It’s the little things ya know? God is constantly working in our lives and he is constantly doing things to remind us of this. It is very ironic to me and I love it. I know I have posted about it before, but it is so COOL to see and know he is there.
Today, started out like any typical Thursday.
Me sleeping as late as possible in hopes of getting as much sleep as possible. To wake up in a panic trying to get ready as fast as possible, thinking, “Cade if you would have gotten up when you set this first alarm all would have been fine. But you can’t change this now.” I showered threw on all the necessities for the day and I ran to catch the shuttle. I decided I would wait to do my devo when I got back from class because when I first woke up I had to review for my quiz. Anyways, after class and lunch I came back to my room and did my devo.

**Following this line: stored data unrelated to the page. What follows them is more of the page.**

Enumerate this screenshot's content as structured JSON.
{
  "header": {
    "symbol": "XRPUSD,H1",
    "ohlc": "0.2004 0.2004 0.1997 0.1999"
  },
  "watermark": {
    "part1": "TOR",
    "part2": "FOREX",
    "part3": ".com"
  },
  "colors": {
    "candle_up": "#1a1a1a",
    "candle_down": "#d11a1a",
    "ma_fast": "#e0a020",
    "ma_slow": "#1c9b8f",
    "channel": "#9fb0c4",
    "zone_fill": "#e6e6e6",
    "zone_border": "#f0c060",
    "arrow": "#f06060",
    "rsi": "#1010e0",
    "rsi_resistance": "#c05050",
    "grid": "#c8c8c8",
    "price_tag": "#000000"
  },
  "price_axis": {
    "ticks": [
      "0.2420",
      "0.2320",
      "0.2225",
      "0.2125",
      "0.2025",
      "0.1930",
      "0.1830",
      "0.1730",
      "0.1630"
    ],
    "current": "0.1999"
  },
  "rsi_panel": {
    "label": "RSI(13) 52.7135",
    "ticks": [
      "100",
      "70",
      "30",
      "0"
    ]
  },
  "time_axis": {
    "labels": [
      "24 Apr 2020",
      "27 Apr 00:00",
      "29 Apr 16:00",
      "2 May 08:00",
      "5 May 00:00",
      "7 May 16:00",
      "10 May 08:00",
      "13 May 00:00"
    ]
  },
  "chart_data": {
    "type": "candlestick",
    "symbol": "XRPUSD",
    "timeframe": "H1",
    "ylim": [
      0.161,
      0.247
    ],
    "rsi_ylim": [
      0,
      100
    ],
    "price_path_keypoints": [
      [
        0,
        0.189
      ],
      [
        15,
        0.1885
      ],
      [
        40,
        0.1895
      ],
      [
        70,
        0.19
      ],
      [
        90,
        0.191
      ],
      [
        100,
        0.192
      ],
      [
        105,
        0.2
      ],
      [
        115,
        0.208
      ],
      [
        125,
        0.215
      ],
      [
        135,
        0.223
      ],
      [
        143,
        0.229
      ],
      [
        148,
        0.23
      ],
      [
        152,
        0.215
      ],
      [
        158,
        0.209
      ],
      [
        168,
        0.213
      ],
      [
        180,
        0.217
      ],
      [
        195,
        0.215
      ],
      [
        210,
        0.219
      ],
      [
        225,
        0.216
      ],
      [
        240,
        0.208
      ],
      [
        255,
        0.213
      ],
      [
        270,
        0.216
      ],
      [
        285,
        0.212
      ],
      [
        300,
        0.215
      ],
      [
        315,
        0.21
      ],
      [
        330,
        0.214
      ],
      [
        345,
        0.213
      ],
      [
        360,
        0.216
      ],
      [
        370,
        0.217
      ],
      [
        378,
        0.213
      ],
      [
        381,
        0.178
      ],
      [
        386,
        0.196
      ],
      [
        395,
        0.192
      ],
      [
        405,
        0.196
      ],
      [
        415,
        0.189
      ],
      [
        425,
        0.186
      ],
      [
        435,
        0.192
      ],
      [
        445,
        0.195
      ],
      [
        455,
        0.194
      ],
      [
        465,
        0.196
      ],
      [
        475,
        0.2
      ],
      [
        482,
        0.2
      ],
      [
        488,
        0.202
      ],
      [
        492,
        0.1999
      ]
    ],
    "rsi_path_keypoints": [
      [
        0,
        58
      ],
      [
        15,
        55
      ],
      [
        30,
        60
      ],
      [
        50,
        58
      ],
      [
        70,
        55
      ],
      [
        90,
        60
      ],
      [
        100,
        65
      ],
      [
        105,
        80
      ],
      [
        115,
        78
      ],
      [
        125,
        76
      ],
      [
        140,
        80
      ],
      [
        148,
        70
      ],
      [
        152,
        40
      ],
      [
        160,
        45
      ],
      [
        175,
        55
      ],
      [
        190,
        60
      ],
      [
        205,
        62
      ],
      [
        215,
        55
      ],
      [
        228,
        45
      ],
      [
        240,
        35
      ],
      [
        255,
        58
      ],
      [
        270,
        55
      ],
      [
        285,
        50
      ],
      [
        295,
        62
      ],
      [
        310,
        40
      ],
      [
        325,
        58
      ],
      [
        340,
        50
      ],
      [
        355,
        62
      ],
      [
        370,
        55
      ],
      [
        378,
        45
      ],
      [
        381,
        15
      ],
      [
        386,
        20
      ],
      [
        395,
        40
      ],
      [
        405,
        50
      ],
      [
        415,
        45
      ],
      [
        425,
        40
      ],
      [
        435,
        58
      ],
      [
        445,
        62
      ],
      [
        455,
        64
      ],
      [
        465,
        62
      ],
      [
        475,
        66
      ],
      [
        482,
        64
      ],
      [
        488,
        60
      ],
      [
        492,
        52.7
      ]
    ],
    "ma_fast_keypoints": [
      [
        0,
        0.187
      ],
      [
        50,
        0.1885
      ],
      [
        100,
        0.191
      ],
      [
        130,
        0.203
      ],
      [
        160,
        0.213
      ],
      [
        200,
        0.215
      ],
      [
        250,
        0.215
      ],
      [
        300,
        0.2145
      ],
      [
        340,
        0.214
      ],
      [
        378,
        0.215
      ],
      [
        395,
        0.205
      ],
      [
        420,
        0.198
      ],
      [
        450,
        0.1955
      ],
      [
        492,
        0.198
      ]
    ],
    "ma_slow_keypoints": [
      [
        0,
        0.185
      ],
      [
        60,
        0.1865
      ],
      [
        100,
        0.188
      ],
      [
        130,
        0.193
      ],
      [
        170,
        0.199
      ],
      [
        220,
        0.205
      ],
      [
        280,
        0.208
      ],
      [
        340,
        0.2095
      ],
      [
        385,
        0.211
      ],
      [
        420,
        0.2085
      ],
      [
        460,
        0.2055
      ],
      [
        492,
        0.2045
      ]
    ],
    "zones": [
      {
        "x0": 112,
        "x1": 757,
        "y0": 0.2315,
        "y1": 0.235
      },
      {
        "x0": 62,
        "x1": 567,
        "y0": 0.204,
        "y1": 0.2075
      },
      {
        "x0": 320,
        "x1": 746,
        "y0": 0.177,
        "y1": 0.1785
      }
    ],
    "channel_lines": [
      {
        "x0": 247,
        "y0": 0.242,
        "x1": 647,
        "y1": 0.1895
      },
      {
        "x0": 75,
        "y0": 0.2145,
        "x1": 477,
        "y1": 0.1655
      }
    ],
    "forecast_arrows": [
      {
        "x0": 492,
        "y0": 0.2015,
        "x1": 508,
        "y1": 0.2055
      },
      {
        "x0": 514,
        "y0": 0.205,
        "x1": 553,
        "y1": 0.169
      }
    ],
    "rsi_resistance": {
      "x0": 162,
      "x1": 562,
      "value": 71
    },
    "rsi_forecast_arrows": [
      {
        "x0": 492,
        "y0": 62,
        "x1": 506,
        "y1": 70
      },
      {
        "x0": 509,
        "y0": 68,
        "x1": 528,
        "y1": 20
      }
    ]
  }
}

Sometimes when I am worried or unsure of something I like to write it in my journal because:
1. It makes me feel a lot better
2. I love to be able to look back and see how God worked everything out
I have been really down lately because I haven’t been reaching as many people as I want. I mean my numbers of views are wonderful, but I always thought the longer I blogged the more people would begin to read. They have increased, but I always want more than I am given, you know? My constant prayer is that God will use me to impact and spread his news to as many people as possible. I have always said
“If you want me to live on a island with 50 people and share with them great, but just so you know God I would love to share with the whole world.” I mean many people want that, but I just really feel like he is calling me to do that. So I wrote about my discouragements and moved on with my day. At that moment I looked down and there it was.
“I am courageous.”
Right there on my cool purple socks. BAM.
I got these cool purple socks from my sweet friend Maycen for Christmas, but I didn’t really pay attention to them because I loved the fact that they were purple… I didn’t really notice anything else. But today… There it was… God’s note to me. Those socks have been in my possession since 3 days before Christmas and God chose today, after I wrote in my journal about feeling discouraged, I suddenly see them. You can’t tell me that was not God working in my life.
Courageous means not deterred by danger or pain; brave. This is what I needed to hear. I am letting the fear of how will I serve God or how will I impact more people, distract me. This is God’s plan. I felt it on my heart to blog about him. I highly doubt he would make that a fail for me. Right now, I am where I am supposed to be and I am doing what I am supposed to. In life we often grow impatient, but lately I have been impatient with God, which is not needed. I am supposed to trust and love him, not question and fear him. Maycen, thank you so much for these socks. They are one of a kind and they are so me. I am so blessed by your friendship and today I am so blessed by these socks. They made my entire day and I am so thankful for that! Socks rock. God rocks. Life rocks. I am doing what God wants me to do and that is all that truly matters here. So friends, always remember to be courageous because with God on our side, there is nothing else to be.
Also, happiest of birthdays to one of the best people at TCU! Gianna I am so blessed that I meet you at TCU and so blessed that you have been so sweet to me since day one! Sorry I couldn’t attend your party (safe ride probs) but I am so glad your mom sent you flowers so I could wish you a Happy Birthdsy! Wow I am so blessed by you and your love for life!!! I hope you had the best day because if any deserves it, it’s you! I love ya lots my friend!
Stay thankful friends and remember to look for God’s signs. He is always there!